More generally still, Aristasian “living theatre” anticipated cosplay. Internationally popular today, and usually viewed as a fun, it also attracts a minority who, like Guillermin, treat the hobby as a kind of consciousness-altering magic. Meanwhile, the notion that one can alter the world by “LARPing” — acting as if your version is already true — has become a crucial political concept in a world that appears increasingly unreal.
Meanwhile, Wildfire Publishing and the broader Aristasian fixation on power, hierarchy and corporal punishment has now become so normalised today that some even claim it’s reasonable to ditch a partner for not being kinky enough. And like cosplay, BDSM also attracts a minority who view it as something altogether more mind-altering.
So Aristasia succeeded beyond measure, in propagating previously mystical practices into mainstream culture. But it failed, just as signally, to have any effect on post-Sixties culture, except in pioneering the virtualisation of reactionary politics. For while the group’s actual links to the Right are ambiguous, the Aristasian route from efforts to do Traditionalism “IRL”, all the way to purely virtual fandom, reflects a broader contemporary tendency among the weird Right. Here, even as the liquefaction of “traditional” social forms seems ever more complete, nostalgic visions of bygone ages flourish: visions that, however, never seem to make it out of the digital realm.

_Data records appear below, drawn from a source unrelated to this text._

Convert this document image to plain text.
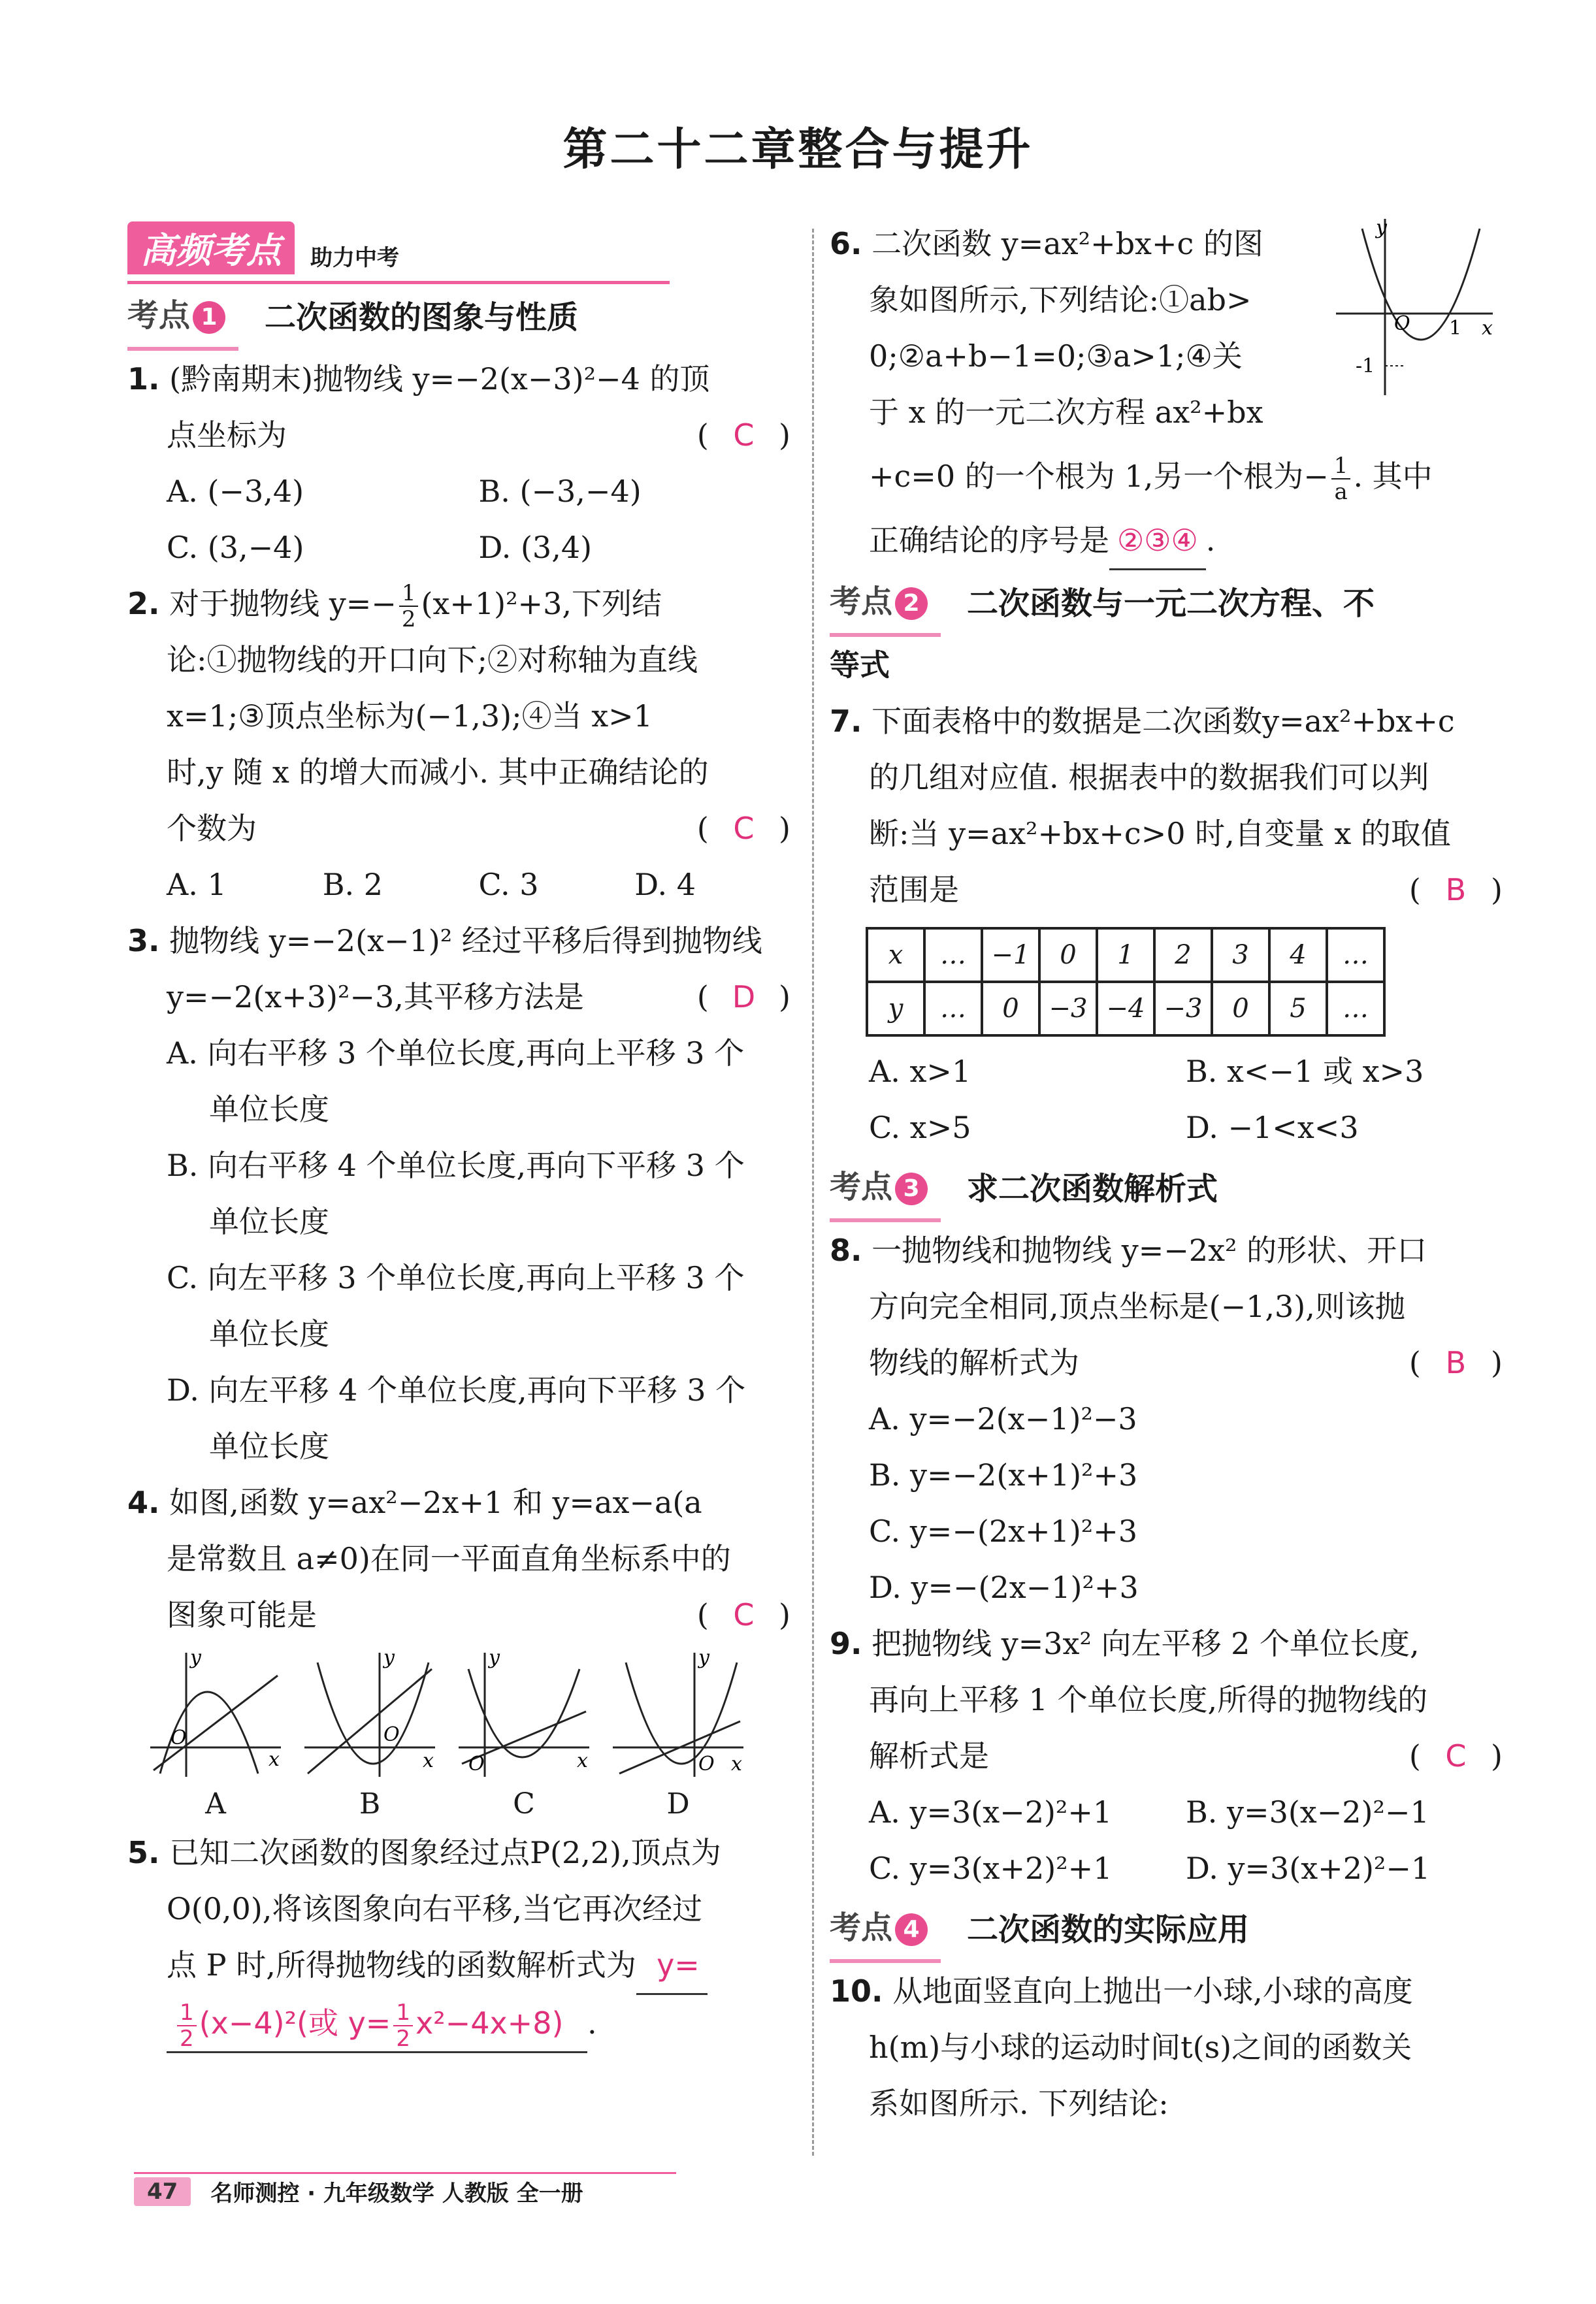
第二十二章整合与提升
高频考点	助力中考
考点 1	二次函数的图象与性质
1. (黔南期末)抛物线 y=−2(x−3)²−4 的顶
点坐标为	( C )
A. (−3,4)	B. (−3,−4)
C. (3,−4)	D. (3,4)
2. 对于抛物线 $y=- \frac{1}{2} (x+1)^2+3$,下列结
论:①抛物线的开口向下;②对称轴为直线
x=1;③顶点坐标为(−1,3);④当 x>1
时,y 随 x 的增大而减小. 其中正确结论的
个数为	( C )
A. 1	B. 2	C. 3	D. 4
3. 抛物线 y=−2(x−1)² 经过平移后得到抛物线
y=−2(x+3)²−3,其平移方法是	( D )
A. 向右平移 3 个单位长度,再向上平移 3 个
单位长度
B. 向右平移 4 个单位长度,再向下平移 3 个
单位长度
C. 向左平移 3 个单位长度,再向上平移 3 个
单位长度
D. 向左平移 4 个单位长度,再向下平移 3 个
单位长度
4. 如图,函数 y=ax²−2x+1 和 y=ax−a(a
是常数且 a≠0)在同一平面直角坐标系中的
图象可能是	( C )
y
x
O
A
y
x
O
B
y
x
O
C
y
x
O
D
5. 已知二次函数的图象经过点P(2,2),顶点为
O(0,0),将该图象向右平移,当它再次经过
点 P 时,所得抛物线的函数解析式为 y=
$\frac{1}{2} (x-4)^2$(或 $y= \frac{1}{2} x^2-4x+8$) .
y
x
O 1
-1
6. 二次函数 y=ax²+bx+c 的图
象如图所示,下列结论:①ab>
0;②a+b−1=0;③a>1;④关
于 x 的一元二次方程 ax²+bx
+c=0 的一个根为 1,另一个根为− $\frac{1}{a}$ . 其中
正确结论的序号是 ②③④ .
考点 2	二次函数与一元二次方程、不
等式
7. 下面表格中的数据是二次函数y=ax²+bx+c
的几组对应值. 根据表中的数据我们可以判
断:当 y=ax²+bx+c>0 时,自变量 x 的取值
范围是	( B )
x	…	−1	0	1	2	3	4	…
y	…	0	−3	−4	−3	0	5	…
A. x>1	B. x<−1 或 x>3
C. x>5	D. −1<x<3
考点 3	求二次函数解析式
8. 一抛物线和抛物线 y=−2x² 的形状、开口
方向完全相同,顶点坐标是(−1,3),则该抛
物线的解析式为	( B )
A. y=−2(x−1)²−3
B. y=−2(x+1)²+3
C. y=−(2x+1)²+3
D. y=−(2x−1)²+3
9. 把抛物线 y=3x² 向左平移 2 个单位长度,
再向上平移 1 个单位长度,所得的抛物线的
解析式是	( C )
A. y=3(x−2)²+1	B. y=3(x−2)²−1
C. y=3(x+2)²+1	D. y=3(x+2)²−1
考点 4	二次函数的实际应用
10. 从地面竖直向上抛出一小球,小球的高度
h(m)与小球的运动时间t(s)之间的函数关
系如图所示. 下列结论:
47	名师测控 · 九年级数学 人教版 全一册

What, then, is the lesson of Aristasia — whether for reactionaries, or anyone else? It is surely an ambivalent one: that the easiest dimension in which to create your own reality is the internet. But this comes at the price of being ever less able to realise your vision in real life. For that, you still need charismatic leadership, quasi-religious doctrine, real-world community, and a willingness to look silly in the eyes of the world. For those who embrace this more difficult path, though, the story of Aristasia offers a backhanded kind of hope: that if you roleplay hard enough, then even in apparent failure you end up shaping the future.